The Saudi government is now willing to admit that Jamal Khashoggi has died, although they are currently saying he died in the event of a fistfight that broke out with himself and about a dozen or fifteen people upon entering the Saudi Arabian consulate in Istanbul. In the way, you know, that nearly 60-year old men simply acquiring paperwork for their upcoming nuptials will engage in a fistfight with a dozen or so men, especially when they are academically-minded and generally practice "using their words" to accomplish things.
This is a story too late in the telling and too peculiar in the offering to be taken at face value. To say that KSA has offered us the barest thread of a reason for what happened to the man whose body (or remains) have not been produced, is saying rather a lot. They seem to be wanting to get in front of whatever the Turks actually have (even if the digital proof is less than advertised, given the hide and seek that had gone on with whether US SOS Mike Pompeo has heard it), and still keep some face about whether whatever happened to the man was entirely KSA's fault. This might have been punctuated with something other that Prince MsB being given purview over any further investigation and being also charged with revamping the KSA intelligence services.
Well great, for MsB. How terrible though, for anyone who was rather hoping they might expect more. It gives every credence to the idea that King Salman is not fully compos mentis, and that Crown Prince Mohammed is making shit up as he goes along. It also reinforces the idea that reform is basically dead in Saudi Arabia--that the fate of the Badawi family, of Ali Al-Nimr, and others, that of people who for what it's worth, who even mildly and eloquently dissent from the view of the Saud family authority, and are severely punished.
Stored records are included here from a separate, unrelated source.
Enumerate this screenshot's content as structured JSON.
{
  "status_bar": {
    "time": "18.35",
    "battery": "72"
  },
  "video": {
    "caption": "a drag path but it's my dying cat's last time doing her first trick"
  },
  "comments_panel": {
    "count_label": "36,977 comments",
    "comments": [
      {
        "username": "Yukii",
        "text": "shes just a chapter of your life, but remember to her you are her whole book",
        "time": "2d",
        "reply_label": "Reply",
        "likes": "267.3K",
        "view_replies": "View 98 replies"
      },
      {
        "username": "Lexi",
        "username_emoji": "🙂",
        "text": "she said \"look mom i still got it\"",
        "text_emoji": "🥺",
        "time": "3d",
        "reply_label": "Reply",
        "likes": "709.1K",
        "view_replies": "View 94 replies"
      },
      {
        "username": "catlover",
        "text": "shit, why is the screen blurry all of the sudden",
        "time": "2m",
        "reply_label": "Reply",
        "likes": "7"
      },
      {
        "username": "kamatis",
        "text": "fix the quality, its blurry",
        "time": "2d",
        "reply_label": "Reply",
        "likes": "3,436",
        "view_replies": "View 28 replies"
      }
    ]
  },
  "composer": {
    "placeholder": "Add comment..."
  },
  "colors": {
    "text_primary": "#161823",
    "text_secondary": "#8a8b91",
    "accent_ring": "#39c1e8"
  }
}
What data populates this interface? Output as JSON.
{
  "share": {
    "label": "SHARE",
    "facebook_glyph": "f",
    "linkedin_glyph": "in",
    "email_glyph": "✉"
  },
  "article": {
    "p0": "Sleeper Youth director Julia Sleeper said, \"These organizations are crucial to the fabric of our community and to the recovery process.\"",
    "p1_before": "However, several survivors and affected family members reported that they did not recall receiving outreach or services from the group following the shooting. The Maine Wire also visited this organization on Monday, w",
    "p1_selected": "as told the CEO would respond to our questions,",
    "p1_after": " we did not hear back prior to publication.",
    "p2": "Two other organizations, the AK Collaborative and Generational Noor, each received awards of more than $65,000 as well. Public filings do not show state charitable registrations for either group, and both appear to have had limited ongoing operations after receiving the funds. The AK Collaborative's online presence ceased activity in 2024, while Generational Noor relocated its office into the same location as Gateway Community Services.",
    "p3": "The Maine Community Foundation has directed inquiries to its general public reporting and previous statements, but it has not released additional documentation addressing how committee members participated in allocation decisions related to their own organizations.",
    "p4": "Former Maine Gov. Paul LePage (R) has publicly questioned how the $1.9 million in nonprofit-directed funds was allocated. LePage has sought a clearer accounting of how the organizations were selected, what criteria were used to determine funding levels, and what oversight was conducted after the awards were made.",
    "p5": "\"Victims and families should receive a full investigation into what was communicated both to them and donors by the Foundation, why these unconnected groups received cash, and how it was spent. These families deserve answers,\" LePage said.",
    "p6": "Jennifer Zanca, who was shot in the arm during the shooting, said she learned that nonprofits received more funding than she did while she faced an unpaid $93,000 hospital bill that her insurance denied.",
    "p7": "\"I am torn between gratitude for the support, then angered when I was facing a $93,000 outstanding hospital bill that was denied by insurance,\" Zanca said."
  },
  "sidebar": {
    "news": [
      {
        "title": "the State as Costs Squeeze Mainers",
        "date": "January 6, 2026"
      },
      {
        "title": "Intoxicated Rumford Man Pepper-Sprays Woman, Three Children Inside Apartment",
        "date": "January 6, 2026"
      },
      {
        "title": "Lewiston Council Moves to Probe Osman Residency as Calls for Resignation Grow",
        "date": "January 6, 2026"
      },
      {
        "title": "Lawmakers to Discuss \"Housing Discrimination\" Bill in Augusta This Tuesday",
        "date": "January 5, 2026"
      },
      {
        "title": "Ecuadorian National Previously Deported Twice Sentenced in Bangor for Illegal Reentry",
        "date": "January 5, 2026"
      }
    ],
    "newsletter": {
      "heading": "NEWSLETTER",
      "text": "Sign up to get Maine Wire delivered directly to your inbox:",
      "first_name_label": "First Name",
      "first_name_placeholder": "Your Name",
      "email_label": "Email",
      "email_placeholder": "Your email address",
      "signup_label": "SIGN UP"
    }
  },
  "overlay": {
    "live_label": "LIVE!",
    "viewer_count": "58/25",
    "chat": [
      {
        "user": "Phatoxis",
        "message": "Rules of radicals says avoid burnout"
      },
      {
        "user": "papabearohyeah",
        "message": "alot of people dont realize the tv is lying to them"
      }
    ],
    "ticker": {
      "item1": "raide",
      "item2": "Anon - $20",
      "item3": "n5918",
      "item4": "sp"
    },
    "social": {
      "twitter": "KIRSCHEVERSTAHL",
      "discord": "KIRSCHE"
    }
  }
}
This is a horrifying thing for a government to turn into. This is a horrifying thing, also, for the US government, given what our ideals, constitutionally, should be, to endorse or even merely permit without strong comment backed with sanctions. And yet our weaksauce president, instead of championing human rights and freedom of the press, is still a little thug admiring the talents of other thugs. He champions thuggery here at home, too.